新コンテンツの1つ目は、課題を進めて志望校を見つける「Myミッション」だ。おもに高1・2生を対象とし、「何を学びたいか」「どんな大学があるのか」「入試の仕組みはどうなのか」といった志望校選択のプロセスを、ミッション形式で順を追って進められる。各ミッションには課題が設定され、クリア状況を一覧で確認できる。課題の達成に応じてバッジが付与される仕組みを設け、取組みの見える化を図る。マイページには、Myミッションを通じた検討の足跡が記録され、「どうしてこの大学を選んだのか」というプロセス全体を振り返ることができる。記録した内容は、拡大が続く総合型・学校推薦型選抜の志望理由書にも活用できる。
2つ目の「サクッと受験クエスト」は、進路選択から大学受験までの流れを、ロールプレイングゲーム(RPG)形式で学べるブラウザコンテンツ。志望校選び、模試の受験、出願、合否判定までを1つのストーリーとして体験する設計とし、大学受験までの道のりを短時間で仮想体験できるようになっている。

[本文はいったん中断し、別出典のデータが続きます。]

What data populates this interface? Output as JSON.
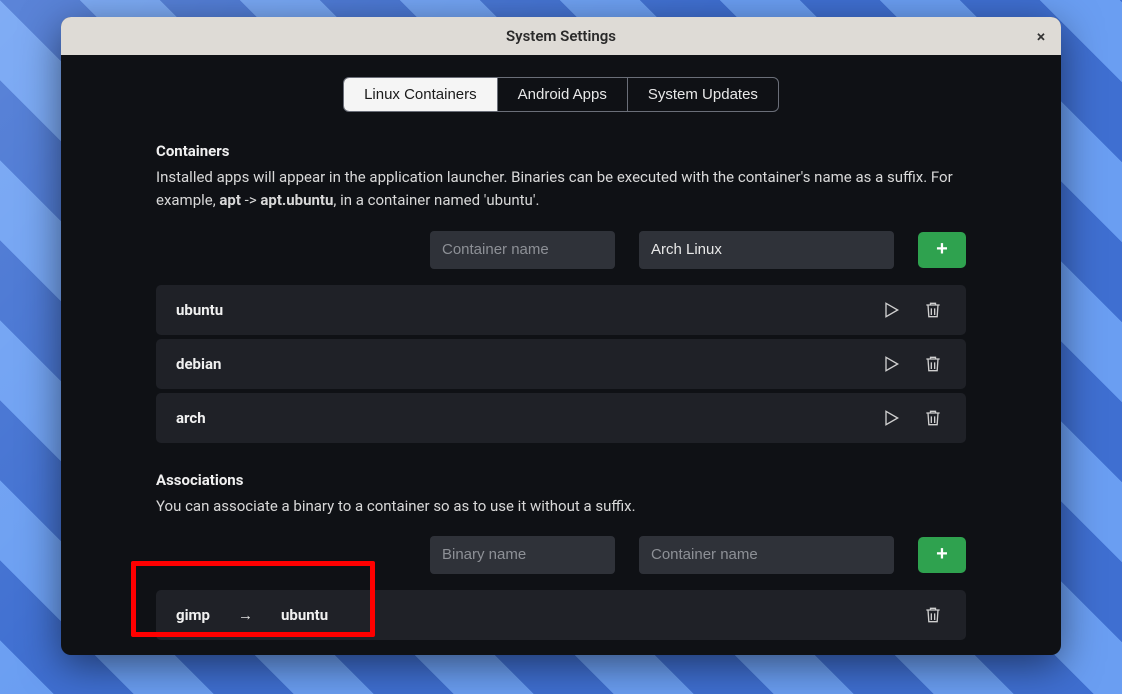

ゲーム内では、河合塾の学問・大学選び支援サイト「みらいぶっく」に基づく興味・関心診断でキャラクターの適性タイプを決定。その後、Kei-Netの入試科目検索やオープンキャンパス、先輩との交流といった情報収集のプロセスをたどりながら、河合塾の模試や講習で学力を伸ばしていく流れを追体験する。最終的に、選んだ志望校へ出願し、筆記試験と面接に挑む。プレイヤーの行動に応じて結果が変化するマルチエンディング方式を採用し、受験準備の重要性を物語の進行を通じて理解できる内容になっている。
同コンテンツは受験生の利用に限らず、進路指導を行う教員の補助教材としての活用も想定されている。志望領域の探索から出願までの全体像を、授業や進路面談の導入で示す場面などで、手順の確認や留意点の整理に用いることを視野に入れる。
サイト全体として、志望校選択の初期段階から受験準備の実行段階までを1本の導線でつなげる構成を志向している。
今後は、受験カレンダーの提供やスマートフォン向けアプリの開発を順次進める予定だという。リニューアルにより、受験生のみならず保護者や教育関係者が、必要なときに必要な情報と学習・準備のステップを横断的に参照できる環境の整備を目指すとしている。